Save Sweetie Now strives to prevent the online exploitation of children, to protect and remove children from exploitative situations and to ensure that they develop in a secure, healthy and supportive environment
A world free of child exploitation
Save Sweetie Now is co-founded by the international children’s rights organisation Terre des Hommes, based in The Hague, the Netherlands, and some British professionals motivated by the work of Terre des Hommes so far. The very successful “Sweetie Project” (2013) in which researchers adopted the guise of a 10-year old Philippine girl and with the aid of a digital image (or avatar) managed to identify 1,000 predators seeking live sex shows from children, generated much interest worldwide for the work of this NGO and sparked an ongoing debate on how best to protect children (in this case in the Philippines) from the online predators of this internet age.
Save Sweetie Now is committed to effecting change to make the internet a safer place and to protect children from online sexual abuse. These crimes know no borders. By including the UK in our remit we hope to build on the success of the Sweetie Project by developing the campaign further (Sweetie 2.0) and by sharing our expertise in this area with law enforcement agencies and leading NGOs.

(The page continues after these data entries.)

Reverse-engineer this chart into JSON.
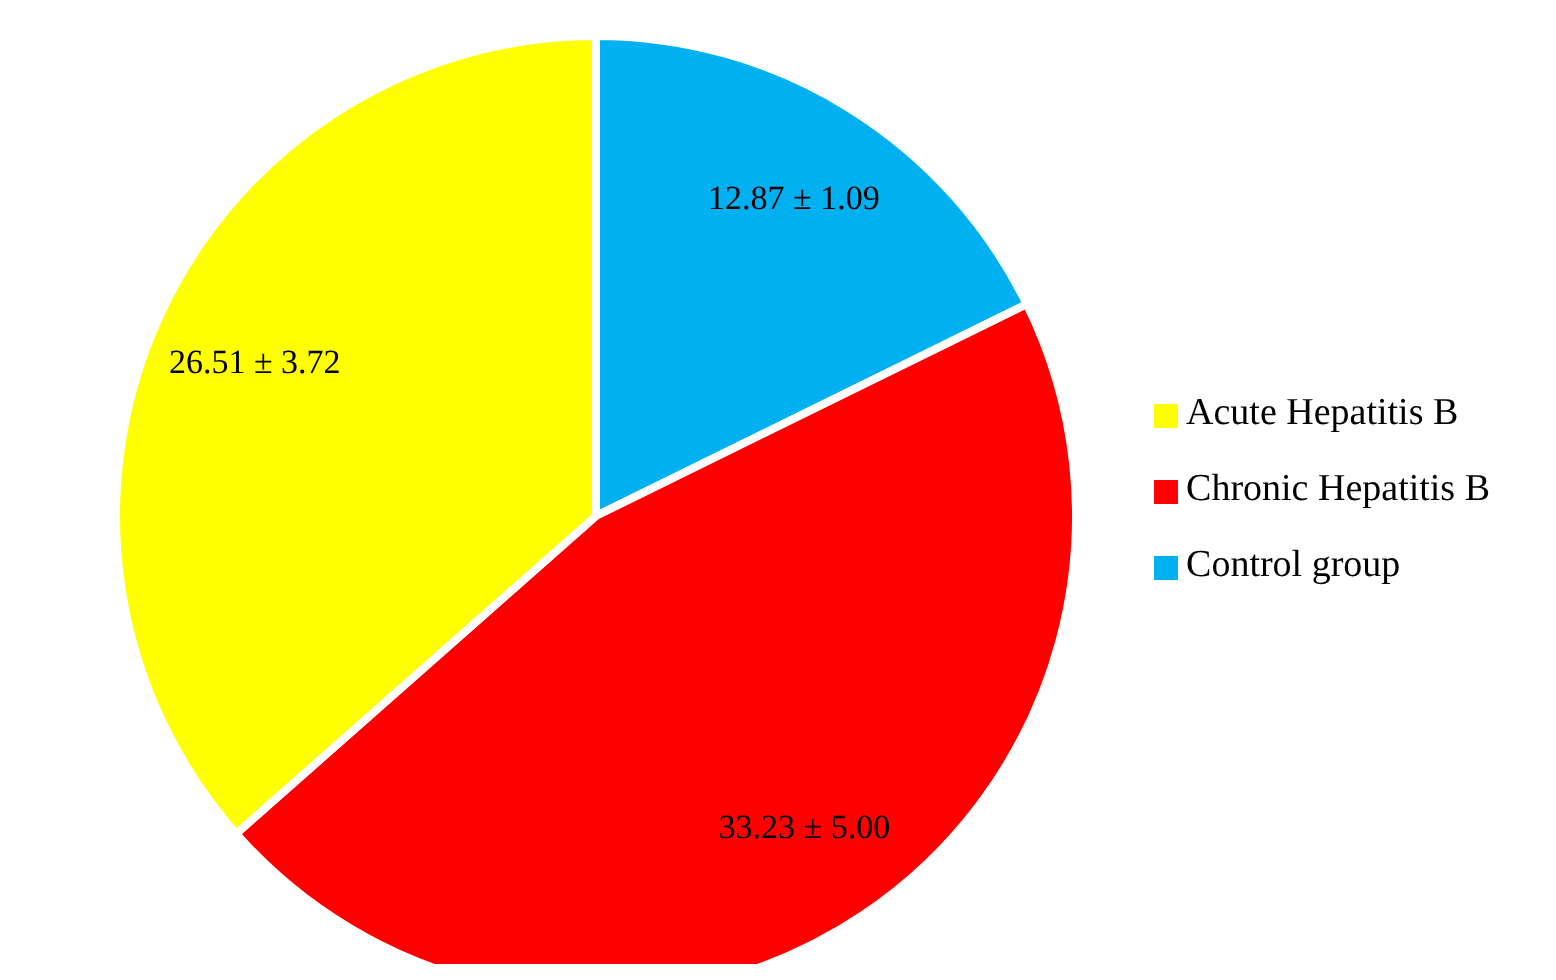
{
  "chart_data": {
    "type": "pie",
    "categories": [
      "Control group",
      "Chronic Hepatitis B",
      "Acute Hepatitis B"
    ],
    "values": [
      12.87,
      33.23,
      26.51
    ],
    "colors": [
      "#00b0f0",
      "#ff0000",
      "#ffff00"
    ],
    "value_labels": [
      "12.87 ± 1.09",
      "33.23 ± 5.00",
      "26.51 ± 3.72"
    ],
    "legend": "right"
  }
}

Save Sweetie Now will engage in fundraising activities in the UK to support both our research and our vital services for victims of online child sex abuse in South East Asia in general and specifically in the Philippines where thousands of children have been exposed to what is known there as “cyber sex”, in many cases forced to do so by their parents.
How it Began:
In 2013, based on observations and reports from partner organisations in the Philippines,Terre des Hommes in The Netherlands initiated the ‘Sweetie’ project with the dual intention of drawing attention to the online sexual exploitation of children and of demonstrating that the identification of potential child abusers is relatively simple. By using computer animation technology, a virtual 10-year old Philippine girl (“Sweetie”) was created which allowed researchers to identify one thousand pedophiles from no less than 71 countries within ten weeks. These finding indicate that this relatively new phenomenon has become a worldwide problem in a short space of time and is starting to reach epidemic proportions. In November 2013 the files containing the results of the research were handed over to EUROPOL/Interpol and the findings were presented at an international press conference, making ‘Sweetie’ an international story for months. As a direct consequence of this an estimated 1 billion people have been alerted to this form of child sexual exploitation, a number of arrests and convictions have taken place in countries such as Australia, Belgium, Denmark, the Netherlands, Poland and the UK, children have been rescued from cybersex ‘dens’ and national legislation in some countries has been amended.
Though originally regarded by some as unorthodox and controversial, this new, proactive approach by Terre des Hommes has been appreciated by many and is opening new opportunities for cooperation between agencies in order to prevent children falling victim to these 21st century cyber crimes.
In the UK concerns over online child sexual abuse are growing. The practice of live-streaming child sexual abuse is regarded as a top priority by the National Crime Agency and its dedicated unit Child Exploitation and Online Protection Command (CEOPS). At an international conference of the Global Alliance against Child Sex Abuse Online held in Washington at the end of September 2014, justice ministers from over 50 countries pledged to wage an international fight against the online sexual abuse of children and to eradicate such sexual exploitation. They made a special reference to the live streaming of child sexual abuse and committed themselves to identifying and prosecuting offenders. The conference was followed-up by prime minister David Cameron who organized a summit in December 2014 in London of the European ministers and heads of states on how to tackle this issue in the EU context. Internet giants such as Google and Facebook have been put under pressure by the UK Government to block access to child pornography and not a week goes by without some press coverage of online child sexual abuse cases. This has led to the decision by Terre des Hommes to expand their activities to the UK and to follow-up on the attention generated by the Sweetie Project.